Cycling Austria R5 radweg; bike touring; bike travel; bike route sign

Austrian bike routes are well marked.
Grenzlandweg Austria R5 route sign.

There were some small villages between the vast dairy farms, with churches dating back to the 1600’s.  The routing in Austria proved as good as in Czech.  Which was fortunate for us, as we no longer had our excellent cycling map.  Now we relied on a decent road map and checking in with opencyclemap the T had cached to his ipad using Galileo.  Once we got into Deutch Harschlag ,we followed the signs for the Austrian R5 Cycle route, which we would continue along until the next day.  As we did our usual climb and descend routine, we passed a  firefighter hall where the local volunteers gathered for Friday evening beers.  Envying their beers, we charged on to experience our steepest grades yet.

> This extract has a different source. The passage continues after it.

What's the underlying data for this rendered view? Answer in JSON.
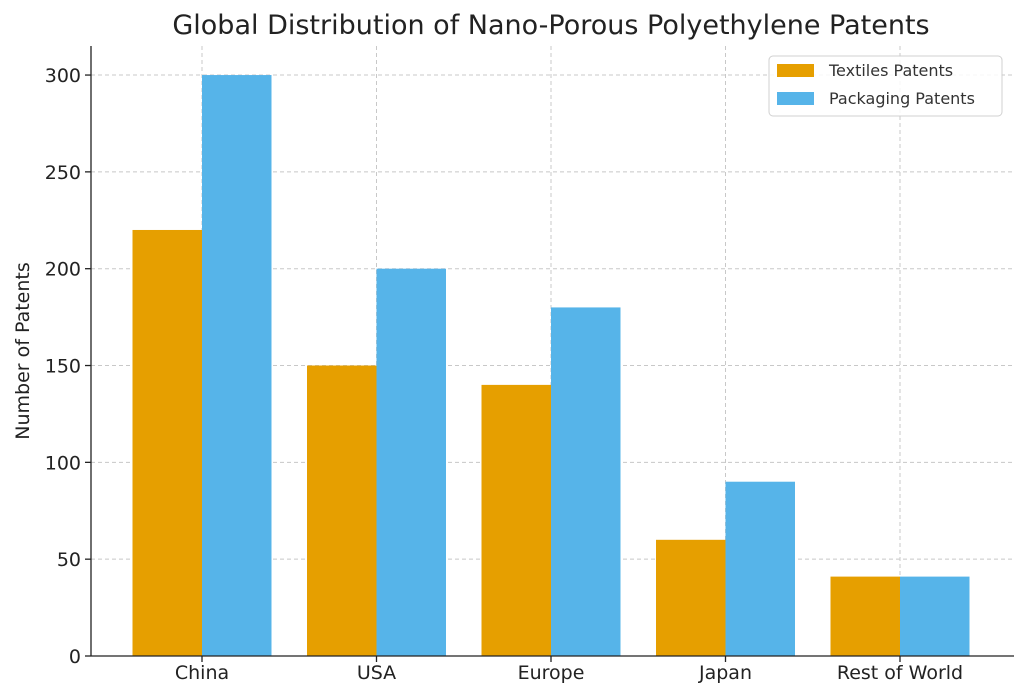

Cycle touring Austria R5 radweg; bike travel; bicycle toruism

The Austrian countryside is wide open and beautiful
Carolyn cycling the R5 radweg.

We considered having covered 56 km with these hills and starting so late in the day quite an accomplishment, however after stopping in two villages to inquire about “Zimmer Frei…” we were without accommodations and night was approaching fast.  We pedaled on.  Trying to find the back side of secluded farm field to throw the tent up as it was getting dark.  After finding a side road into the forest we pulled off quickly to a little clearing.  I know lots of cycle tourists do the wild camping thing—but it seems strange to me in such populated places, but I was determined to try.   That was until T set his bike on top of a hornet’s nest and got stung.  Do you believe in omens? I do.  We were out of there faster than you could say “Schnell!”

Gasthaus; zimmer frei; bike touring

Zimmer Frei

Fortunately just down the road was a gasthaus with zimmers.  Do you see what I mean about omens?  So we crawled up one last hill (a driveway, really) to inquire whether there was room at the inn.  We had to do so in our best German, because English wasn’t an option for the little, old Austrian woman named Anita running the place.  Our German was good enough to get us a room and a few beers with the locals, who were quite impressed (or at least entertained) by our journey.  The room even came with a kitchen to cook our own food—that way we didn’t have to bother Anita for a meal—she looked a little concerned that she would have to feed us.

After a good nights’ rest far away from the hornet’s nest, Anita made us a lovely breakfast.  If you ever find yourself in the small village of Schekenfeleden, look for the gasthaus just south of town, Steinchildwirt, and tell Anita we sent you.